Matthew Turner

Personal information
- Date of birth: 29 December 1981 (age 44)
- Place of birth: Nottingham, England
- Positions: Winger; forward;

Youth career
- 1999–2001: Nottingham Forest

Senior career*
- Years: Team / Apps / (Gls)
- 2001–2003: West Bromwich Albion / 0 / (0)
- 2003–2004: Herfølge / ? / (?)
- 2004–2005: Hednesford Town / 28 / (1)
- 2005: Eastwood Town / 5 / (2)
- 2005: Ilkeston Town / 3 / (0)
- 2006: Gedling Town / ? / (?)
- 2006: Carlton Town / ? / (?)

International career
- England U16 / ? / (?)
- England U18 / ? / (?)

= Matthew Turner (footballer, born 1981) =

English footballer

Matthew Turner (born 29 December 1981) is an English former football striker and wide midfielder. He retired from his footballing career in 2006, and now works as a Mental Performance Coach.

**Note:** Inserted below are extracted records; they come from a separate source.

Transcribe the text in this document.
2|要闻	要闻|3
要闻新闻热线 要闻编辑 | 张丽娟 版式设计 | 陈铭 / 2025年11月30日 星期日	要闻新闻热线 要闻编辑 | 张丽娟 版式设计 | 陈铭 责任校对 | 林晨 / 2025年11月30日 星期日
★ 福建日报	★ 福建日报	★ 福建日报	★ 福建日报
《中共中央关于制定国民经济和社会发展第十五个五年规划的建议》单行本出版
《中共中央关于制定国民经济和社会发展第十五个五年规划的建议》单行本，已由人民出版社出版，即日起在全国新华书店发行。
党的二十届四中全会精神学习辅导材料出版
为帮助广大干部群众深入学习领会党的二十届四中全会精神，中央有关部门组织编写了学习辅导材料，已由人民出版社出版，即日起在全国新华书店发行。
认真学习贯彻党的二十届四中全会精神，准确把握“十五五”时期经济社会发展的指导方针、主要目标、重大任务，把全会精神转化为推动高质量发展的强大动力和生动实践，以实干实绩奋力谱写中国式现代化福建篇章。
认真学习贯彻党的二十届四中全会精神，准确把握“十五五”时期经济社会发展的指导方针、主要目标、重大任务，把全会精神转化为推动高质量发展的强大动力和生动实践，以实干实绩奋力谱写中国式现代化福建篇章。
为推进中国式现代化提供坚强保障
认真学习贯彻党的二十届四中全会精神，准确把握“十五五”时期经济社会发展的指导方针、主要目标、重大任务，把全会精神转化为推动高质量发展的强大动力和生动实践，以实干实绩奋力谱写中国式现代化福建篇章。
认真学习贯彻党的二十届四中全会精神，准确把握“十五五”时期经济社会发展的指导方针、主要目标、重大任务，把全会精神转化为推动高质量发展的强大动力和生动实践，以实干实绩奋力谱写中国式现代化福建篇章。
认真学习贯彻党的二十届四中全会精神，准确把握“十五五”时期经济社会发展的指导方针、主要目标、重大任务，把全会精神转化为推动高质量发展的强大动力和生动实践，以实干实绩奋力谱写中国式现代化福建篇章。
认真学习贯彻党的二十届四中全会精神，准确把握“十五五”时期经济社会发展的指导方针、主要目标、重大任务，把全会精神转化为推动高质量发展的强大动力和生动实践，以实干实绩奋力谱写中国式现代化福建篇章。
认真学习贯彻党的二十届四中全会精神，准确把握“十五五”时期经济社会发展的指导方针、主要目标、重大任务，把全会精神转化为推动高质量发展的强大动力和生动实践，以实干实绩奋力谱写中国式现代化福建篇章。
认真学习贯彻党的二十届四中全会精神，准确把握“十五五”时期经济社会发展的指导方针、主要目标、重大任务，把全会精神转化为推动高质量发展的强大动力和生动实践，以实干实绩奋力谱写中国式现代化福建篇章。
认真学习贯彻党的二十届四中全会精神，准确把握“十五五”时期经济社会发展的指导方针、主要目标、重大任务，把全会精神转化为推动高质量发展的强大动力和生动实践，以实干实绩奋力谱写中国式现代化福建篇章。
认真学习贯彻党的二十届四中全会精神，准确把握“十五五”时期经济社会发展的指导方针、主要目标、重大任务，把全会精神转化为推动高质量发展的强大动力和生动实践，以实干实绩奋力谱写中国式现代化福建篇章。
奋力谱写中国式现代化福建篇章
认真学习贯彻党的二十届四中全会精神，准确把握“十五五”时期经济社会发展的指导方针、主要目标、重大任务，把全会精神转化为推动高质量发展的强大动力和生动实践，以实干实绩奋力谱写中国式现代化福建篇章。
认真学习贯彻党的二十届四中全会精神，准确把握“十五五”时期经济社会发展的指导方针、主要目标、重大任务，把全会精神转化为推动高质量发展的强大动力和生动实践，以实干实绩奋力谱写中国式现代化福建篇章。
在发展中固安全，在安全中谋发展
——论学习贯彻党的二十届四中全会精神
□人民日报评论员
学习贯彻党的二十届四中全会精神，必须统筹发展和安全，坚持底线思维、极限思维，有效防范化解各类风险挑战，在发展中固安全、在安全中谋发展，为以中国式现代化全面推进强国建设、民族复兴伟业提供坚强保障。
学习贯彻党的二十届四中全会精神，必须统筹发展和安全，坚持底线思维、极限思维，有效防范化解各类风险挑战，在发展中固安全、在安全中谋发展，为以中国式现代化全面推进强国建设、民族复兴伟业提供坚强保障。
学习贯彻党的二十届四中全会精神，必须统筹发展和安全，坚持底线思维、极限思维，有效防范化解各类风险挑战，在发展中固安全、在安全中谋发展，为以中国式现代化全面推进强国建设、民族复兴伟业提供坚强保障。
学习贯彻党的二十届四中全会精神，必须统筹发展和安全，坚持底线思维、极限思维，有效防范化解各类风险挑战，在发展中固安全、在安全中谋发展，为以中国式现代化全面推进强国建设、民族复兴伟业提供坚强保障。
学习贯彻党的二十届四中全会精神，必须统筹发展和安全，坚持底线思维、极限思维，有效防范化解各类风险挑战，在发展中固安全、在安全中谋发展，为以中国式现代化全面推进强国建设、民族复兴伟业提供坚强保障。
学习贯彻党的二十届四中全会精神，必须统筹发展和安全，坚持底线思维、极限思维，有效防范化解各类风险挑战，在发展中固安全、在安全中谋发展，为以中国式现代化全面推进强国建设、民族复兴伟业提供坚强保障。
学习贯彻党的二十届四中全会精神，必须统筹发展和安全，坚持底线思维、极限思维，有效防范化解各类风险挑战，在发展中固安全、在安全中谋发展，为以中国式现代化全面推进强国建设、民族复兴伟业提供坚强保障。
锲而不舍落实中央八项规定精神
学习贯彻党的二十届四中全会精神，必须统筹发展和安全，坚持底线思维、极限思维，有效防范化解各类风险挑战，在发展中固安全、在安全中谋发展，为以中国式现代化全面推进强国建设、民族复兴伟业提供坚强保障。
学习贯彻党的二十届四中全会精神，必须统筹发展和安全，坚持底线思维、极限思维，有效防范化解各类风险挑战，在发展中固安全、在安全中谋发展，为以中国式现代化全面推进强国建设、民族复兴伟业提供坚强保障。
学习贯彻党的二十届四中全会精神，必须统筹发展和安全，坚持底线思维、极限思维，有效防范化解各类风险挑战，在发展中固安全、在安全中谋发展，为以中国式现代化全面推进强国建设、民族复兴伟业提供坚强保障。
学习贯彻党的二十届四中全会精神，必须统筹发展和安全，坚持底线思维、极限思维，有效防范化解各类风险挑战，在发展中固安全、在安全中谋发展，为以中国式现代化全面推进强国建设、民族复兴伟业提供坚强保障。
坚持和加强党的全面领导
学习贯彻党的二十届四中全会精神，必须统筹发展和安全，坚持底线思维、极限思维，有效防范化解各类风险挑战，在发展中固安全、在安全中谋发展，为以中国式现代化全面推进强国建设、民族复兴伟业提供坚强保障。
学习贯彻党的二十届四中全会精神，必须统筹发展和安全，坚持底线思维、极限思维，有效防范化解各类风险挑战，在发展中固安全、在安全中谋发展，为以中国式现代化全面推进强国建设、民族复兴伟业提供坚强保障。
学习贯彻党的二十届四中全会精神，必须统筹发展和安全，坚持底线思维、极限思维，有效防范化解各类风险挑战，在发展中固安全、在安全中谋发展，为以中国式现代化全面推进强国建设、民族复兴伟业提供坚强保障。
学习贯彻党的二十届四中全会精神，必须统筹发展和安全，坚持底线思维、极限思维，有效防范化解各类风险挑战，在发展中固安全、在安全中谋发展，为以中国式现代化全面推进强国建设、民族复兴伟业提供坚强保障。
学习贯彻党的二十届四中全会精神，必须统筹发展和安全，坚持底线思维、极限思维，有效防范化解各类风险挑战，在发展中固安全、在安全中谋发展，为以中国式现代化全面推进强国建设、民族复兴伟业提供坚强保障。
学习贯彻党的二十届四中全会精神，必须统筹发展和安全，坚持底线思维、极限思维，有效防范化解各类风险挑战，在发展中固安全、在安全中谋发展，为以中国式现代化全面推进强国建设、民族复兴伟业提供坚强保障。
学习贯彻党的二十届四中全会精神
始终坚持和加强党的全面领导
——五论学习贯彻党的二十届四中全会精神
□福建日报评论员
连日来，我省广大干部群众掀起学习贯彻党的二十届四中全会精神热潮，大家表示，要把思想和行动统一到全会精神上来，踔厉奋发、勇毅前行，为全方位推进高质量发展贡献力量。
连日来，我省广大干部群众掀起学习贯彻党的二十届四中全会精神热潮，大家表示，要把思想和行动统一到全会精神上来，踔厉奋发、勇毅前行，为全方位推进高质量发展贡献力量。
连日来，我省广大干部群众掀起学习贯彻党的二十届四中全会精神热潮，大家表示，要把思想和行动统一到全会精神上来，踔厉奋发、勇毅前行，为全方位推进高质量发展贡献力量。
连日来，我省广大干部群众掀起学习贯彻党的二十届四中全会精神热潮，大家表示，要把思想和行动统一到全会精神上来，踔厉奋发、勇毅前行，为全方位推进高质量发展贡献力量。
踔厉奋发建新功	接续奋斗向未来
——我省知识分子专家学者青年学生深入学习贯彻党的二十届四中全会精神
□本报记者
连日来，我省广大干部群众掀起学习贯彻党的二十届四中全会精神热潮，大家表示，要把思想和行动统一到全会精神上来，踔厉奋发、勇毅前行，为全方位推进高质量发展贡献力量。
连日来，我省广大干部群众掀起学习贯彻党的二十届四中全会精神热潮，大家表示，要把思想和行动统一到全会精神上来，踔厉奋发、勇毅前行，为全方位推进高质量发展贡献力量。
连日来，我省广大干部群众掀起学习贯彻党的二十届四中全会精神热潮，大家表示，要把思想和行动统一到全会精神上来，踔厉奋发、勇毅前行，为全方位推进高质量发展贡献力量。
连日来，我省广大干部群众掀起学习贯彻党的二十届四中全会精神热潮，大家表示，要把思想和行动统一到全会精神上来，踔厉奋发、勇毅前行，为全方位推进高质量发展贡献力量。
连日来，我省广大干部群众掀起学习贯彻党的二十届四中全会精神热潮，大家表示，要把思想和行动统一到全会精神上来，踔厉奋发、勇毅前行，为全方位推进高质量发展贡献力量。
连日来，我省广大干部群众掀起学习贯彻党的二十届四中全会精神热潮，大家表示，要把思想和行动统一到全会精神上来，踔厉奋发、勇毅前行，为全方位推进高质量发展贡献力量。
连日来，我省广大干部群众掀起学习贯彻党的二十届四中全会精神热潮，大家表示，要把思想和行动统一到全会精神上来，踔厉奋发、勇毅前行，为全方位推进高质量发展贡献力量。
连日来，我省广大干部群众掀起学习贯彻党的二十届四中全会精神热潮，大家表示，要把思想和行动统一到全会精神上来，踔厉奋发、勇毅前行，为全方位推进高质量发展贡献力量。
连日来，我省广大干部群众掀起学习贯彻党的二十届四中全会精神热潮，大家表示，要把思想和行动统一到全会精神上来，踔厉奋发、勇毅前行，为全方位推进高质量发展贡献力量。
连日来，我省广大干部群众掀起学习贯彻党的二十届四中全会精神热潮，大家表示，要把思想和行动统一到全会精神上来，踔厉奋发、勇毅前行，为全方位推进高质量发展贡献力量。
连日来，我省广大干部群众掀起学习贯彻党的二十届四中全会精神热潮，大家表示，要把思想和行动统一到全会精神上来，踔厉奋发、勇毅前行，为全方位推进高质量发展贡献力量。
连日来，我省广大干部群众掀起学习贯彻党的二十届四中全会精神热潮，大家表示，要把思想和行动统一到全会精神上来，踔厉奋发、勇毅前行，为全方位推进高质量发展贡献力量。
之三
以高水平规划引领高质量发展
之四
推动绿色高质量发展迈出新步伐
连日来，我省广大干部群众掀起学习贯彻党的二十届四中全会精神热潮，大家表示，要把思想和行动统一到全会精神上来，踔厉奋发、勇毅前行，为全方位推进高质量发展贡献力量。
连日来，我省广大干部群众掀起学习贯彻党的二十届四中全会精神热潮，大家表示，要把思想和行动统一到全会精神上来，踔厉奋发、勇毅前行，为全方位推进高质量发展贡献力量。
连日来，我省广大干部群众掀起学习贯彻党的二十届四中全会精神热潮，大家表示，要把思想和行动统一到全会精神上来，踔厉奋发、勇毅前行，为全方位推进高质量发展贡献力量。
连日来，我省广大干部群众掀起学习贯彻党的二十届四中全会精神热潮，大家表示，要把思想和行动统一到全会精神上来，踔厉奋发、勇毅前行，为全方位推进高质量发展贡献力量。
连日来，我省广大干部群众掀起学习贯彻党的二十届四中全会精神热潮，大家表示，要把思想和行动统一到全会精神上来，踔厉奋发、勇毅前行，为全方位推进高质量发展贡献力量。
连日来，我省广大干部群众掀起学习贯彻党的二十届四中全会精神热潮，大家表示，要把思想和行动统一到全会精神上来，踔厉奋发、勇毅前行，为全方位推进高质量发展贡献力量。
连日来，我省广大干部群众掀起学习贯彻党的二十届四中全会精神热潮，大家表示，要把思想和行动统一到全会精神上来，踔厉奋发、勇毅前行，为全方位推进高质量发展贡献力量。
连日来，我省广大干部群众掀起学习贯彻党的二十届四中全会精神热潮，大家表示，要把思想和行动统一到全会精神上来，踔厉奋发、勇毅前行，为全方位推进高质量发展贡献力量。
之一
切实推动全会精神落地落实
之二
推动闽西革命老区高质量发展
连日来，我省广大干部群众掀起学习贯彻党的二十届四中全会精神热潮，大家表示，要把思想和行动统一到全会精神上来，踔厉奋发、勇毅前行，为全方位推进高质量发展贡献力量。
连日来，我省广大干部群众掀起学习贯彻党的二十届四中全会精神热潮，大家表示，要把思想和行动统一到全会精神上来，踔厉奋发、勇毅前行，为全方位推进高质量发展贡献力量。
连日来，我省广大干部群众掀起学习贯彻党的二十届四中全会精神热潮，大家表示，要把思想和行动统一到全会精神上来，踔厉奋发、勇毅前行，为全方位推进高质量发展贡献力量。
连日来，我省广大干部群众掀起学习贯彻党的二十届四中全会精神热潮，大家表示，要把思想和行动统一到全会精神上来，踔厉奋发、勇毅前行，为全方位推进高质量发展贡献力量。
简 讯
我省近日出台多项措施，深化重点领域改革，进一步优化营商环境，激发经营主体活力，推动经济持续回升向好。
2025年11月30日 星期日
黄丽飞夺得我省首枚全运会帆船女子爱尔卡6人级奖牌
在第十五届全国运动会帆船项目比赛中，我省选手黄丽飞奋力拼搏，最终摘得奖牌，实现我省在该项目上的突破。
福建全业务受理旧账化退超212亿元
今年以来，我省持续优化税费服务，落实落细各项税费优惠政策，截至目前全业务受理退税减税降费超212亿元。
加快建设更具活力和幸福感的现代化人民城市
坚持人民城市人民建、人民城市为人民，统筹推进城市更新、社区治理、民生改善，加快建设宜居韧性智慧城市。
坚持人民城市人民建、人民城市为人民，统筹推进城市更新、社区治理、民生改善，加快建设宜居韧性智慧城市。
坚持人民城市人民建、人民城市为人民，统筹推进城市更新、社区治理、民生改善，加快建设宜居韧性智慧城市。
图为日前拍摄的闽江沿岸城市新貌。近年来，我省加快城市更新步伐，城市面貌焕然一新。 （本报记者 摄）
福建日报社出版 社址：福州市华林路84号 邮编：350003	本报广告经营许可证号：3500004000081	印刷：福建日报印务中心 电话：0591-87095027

Born in Nottingham, Turner started his career at Nottingham Forest as a youngster. He earned promising reviews in the youth team at Forest, and West Bromwich Albion signed him in 2000. At West Brom he was unable to break into the first team, so he was initially loaned out to Danish club Herfølge in April 2002; he impressed during his time at the club, and the move was made permanent. In 2004, he returned to England, joining Hednesford Town, but left the club towards the end of the 2004–05 season and joined Eastwood Town. He moved on to Ilkeston Town and Gedling Town, before signing for Carlton Town in October 2006.

Turner represented England at under-16 and under-18 level.